Dig This: Food, Philosophy and Beyond

We started “Dig This!” several years ago, focusing on food and gardens.  Then we stopped the column, and now we are resurrecting “Dig This!” with adding two authors as well as broadening the scope of topics.  We do believe that sustainability moves beyond food and growing food.  There are also cultural paradigms which dictate how we view the world, how we decide what is important, how we educate our youth, etc.

We believe we are all part of the web of life.
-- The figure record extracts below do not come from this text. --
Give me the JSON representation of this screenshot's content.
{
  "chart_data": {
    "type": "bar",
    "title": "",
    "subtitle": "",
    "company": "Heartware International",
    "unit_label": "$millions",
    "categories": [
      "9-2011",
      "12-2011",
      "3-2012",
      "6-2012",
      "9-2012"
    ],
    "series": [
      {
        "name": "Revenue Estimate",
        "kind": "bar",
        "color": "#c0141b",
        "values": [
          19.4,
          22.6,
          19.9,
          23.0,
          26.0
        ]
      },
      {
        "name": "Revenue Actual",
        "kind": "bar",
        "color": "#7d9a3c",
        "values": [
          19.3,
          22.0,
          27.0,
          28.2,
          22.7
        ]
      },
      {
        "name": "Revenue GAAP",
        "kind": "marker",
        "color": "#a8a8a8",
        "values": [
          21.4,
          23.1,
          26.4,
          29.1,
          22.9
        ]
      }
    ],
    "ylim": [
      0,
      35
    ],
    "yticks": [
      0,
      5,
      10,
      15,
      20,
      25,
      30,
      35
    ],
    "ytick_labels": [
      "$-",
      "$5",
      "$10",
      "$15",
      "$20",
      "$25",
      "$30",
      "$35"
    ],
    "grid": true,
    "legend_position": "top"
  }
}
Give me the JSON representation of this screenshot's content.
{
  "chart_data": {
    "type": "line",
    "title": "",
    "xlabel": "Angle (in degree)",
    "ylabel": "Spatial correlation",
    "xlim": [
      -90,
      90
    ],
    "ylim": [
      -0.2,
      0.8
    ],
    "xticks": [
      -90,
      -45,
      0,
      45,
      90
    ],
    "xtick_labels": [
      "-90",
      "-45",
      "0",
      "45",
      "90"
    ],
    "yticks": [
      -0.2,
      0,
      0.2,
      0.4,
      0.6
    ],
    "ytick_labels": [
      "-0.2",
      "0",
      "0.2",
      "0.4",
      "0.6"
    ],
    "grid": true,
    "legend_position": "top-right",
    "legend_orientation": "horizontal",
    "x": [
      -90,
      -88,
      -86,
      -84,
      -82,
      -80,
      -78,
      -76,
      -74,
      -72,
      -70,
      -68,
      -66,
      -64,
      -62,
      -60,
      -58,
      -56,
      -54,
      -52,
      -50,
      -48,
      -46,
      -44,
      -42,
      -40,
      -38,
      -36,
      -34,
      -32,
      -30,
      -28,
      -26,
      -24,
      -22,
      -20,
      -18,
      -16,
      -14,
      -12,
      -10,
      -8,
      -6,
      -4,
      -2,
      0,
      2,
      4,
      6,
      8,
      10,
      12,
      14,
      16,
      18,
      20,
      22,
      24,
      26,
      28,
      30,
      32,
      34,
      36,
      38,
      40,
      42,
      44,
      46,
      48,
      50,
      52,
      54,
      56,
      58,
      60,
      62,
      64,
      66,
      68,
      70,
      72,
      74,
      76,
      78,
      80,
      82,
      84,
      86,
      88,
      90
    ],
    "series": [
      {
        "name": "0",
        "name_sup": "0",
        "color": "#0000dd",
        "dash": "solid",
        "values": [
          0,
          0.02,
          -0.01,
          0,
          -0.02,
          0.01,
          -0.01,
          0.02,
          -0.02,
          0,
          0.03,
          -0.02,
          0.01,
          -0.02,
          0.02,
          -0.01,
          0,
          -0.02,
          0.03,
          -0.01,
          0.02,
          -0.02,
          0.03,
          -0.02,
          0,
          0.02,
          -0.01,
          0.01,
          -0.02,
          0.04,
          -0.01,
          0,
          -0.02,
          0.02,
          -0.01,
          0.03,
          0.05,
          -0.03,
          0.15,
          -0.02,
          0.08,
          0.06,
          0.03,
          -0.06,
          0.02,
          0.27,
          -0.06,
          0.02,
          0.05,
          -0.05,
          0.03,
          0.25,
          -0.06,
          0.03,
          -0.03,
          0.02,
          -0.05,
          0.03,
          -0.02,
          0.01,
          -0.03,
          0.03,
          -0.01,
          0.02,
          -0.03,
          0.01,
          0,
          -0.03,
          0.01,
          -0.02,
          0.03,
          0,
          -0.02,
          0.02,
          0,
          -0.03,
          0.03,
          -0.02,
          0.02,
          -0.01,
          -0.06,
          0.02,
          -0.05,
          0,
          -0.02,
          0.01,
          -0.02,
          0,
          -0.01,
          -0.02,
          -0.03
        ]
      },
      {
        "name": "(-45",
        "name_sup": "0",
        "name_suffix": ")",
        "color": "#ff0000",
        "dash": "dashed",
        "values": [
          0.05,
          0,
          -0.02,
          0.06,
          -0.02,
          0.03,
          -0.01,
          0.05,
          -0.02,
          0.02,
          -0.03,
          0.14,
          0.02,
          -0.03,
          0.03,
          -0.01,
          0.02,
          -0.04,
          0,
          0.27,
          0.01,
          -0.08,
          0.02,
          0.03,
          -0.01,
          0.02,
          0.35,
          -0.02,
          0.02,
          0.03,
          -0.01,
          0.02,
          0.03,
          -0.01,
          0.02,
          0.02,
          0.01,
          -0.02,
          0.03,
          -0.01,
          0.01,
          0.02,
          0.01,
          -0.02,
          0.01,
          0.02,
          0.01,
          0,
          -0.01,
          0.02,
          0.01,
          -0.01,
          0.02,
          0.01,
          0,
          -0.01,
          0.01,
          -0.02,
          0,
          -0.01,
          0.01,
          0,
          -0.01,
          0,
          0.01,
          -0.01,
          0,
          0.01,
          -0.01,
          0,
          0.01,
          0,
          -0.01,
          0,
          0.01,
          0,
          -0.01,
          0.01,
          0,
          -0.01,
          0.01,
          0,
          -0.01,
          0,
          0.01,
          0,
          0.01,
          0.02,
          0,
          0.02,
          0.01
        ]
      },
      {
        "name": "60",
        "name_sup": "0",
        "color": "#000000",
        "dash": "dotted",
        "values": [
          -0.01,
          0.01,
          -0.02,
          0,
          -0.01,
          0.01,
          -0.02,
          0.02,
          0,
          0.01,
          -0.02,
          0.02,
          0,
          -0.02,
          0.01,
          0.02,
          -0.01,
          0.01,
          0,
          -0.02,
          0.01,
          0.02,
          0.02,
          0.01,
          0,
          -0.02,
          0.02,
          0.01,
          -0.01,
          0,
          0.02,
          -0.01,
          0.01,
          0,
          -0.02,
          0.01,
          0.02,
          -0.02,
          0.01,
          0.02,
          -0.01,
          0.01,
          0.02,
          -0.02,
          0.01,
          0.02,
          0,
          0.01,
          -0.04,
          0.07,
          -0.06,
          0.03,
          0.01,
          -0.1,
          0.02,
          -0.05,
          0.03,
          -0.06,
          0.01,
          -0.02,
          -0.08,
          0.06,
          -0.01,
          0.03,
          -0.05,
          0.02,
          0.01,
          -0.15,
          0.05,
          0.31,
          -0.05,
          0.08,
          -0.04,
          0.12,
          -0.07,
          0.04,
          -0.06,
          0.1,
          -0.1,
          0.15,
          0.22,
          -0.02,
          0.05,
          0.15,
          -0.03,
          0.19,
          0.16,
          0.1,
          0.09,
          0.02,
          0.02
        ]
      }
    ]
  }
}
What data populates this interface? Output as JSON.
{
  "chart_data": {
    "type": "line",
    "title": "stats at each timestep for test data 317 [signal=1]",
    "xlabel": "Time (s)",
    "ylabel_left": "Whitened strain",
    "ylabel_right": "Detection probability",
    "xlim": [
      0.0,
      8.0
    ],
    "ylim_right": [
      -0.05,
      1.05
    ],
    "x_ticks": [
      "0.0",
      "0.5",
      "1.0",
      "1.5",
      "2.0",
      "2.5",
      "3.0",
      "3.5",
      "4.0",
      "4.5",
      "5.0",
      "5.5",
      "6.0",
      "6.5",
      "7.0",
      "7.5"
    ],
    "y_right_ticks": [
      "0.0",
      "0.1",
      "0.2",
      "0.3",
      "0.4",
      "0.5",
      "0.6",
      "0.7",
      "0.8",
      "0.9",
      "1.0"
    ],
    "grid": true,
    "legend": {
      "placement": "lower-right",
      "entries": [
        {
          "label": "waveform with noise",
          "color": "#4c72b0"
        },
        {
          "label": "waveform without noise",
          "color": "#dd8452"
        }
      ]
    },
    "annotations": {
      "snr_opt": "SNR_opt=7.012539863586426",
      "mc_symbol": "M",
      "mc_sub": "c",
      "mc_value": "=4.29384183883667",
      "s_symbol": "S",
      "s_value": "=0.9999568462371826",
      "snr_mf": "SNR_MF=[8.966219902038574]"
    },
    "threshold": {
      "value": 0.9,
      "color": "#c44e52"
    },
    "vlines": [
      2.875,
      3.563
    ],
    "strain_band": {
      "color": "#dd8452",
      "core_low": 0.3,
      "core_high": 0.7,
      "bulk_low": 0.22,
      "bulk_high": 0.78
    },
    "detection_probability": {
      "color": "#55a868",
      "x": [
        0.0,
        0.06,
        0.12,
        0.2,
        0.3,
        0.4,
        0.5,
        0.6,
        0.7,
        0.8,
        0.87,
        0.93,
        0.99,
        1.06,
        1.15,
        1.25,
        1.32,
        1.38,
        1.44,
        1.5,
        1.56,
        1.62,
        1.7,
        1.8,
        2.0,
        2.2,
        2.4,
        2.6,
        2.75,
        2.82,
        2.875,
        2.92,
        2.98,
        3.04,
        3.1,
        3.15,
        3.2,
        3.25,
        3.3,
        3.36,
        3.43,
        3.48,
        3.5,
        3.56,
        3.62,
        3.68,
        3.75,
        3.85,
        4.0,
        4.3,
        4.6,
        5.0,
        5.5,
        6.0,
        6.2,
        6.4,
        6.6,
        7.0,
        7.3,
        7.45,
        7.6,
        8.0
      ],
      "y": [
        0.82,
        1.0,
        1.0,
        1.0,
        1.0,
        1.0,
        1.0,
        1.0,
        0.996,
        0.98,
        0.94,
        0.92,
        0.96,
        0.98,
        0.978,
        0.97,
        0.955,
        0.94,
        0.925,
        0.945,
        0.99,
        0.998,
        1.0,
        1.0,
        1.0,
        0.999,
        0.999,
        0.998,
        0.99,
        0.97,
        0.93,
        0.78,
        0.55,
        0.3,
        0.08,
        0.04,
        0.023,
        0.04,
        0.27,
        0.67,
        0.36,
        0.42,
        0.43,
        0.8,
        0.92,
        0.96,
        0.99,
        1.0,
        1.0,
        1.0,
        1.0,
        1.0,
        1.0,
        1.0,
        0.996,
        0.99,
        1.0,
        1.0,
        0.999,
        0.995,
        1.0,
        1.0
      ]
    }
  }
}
How we perceive a drone attack in Afghanistan, the use of pesticides on our food, geoengineering, domestic violence, self-reliance as well as how to grow food, for example, all stem from our cultural paradigms.  We want to explore this web of life, links, ethics, values in a weekly column.  We may even include a poem or two.

I would like to introduce the four authors to you.  First, Jim Collins, PhD, Eco-Psychology; organic farmer; and ceremonial leader in Lakota and Laika traditions.  Second, Wayne Kessler, former owner of Shambani Organics; former Peace Corps volunteer; and founding member of Growing Local.  Third, Doug Bennett, local talk show host on KKRN, 88.5 FM; community organizer; and retired general contractor.  Fourth, me, Pamela Spoto, educator; poet; and lover of all living things.

I think I would like to continue this first column with addressing sustainability, a word that certainly gets pushed around a lot and means different things to different people.  I especially like the definition that asks us to consider the future.  In fact, some Native American traditions believe that as we make a decision today, we need to consider that decision’s impact on seven generations into the future. Now that is tough, isn’t it?  We are talking over two hundred years.  Considering we are the “me, me, me” culture, and for some, which I can’t understand, we should be the Ayn Rand culture—celebrating the virtue of selfishness.  ME. ME. ME.  “Give me what I want and give it to me now, right now, because I am the most important thing on the planet.  In fact, I am more important than any other human as well.” This sounds like a mental illness.

This me, me, me notion is certainly in direct contradiction to the idea of contemplating, yes, simply contemplating.  But furthermore, it is in contradiction to contemplating future generations and their rights to enjoy the beauties, joys, loveliness of Mother Earth. The virtue of selfishness stands in contrast to keeping the air clean, the water pure, the soil healthy because selfishness says let’s just use up the resources and make as much profit as we can because I am entitled; I am special; I am the most important being on Earth.

I wonder why we view humans as more important than the trees, the animals, the air, the water and all other life.  We are indeed just one aspect of this great web of life; we are simply part of Mother Earth.

I suggest we would be much better off in all ways if we started cultivating values that are life-giving not life-destroying.  We can teach compassion and courage, wisdom and simplicity, integrity and honesty—if we choose.  We can teach cooperation.  It appears that we value competition,  struggle, materialism, the military-industrial complex, guns.  And yet we say we want peace and happiness. It’s all very curious to me.

I think I will focus on how lightly I can walk on this precious earth.  There’s much to be done and much for me to do.  Sustainability is a beautiful word.

Pamela Spoto is an educator, poet, and lover of all living things.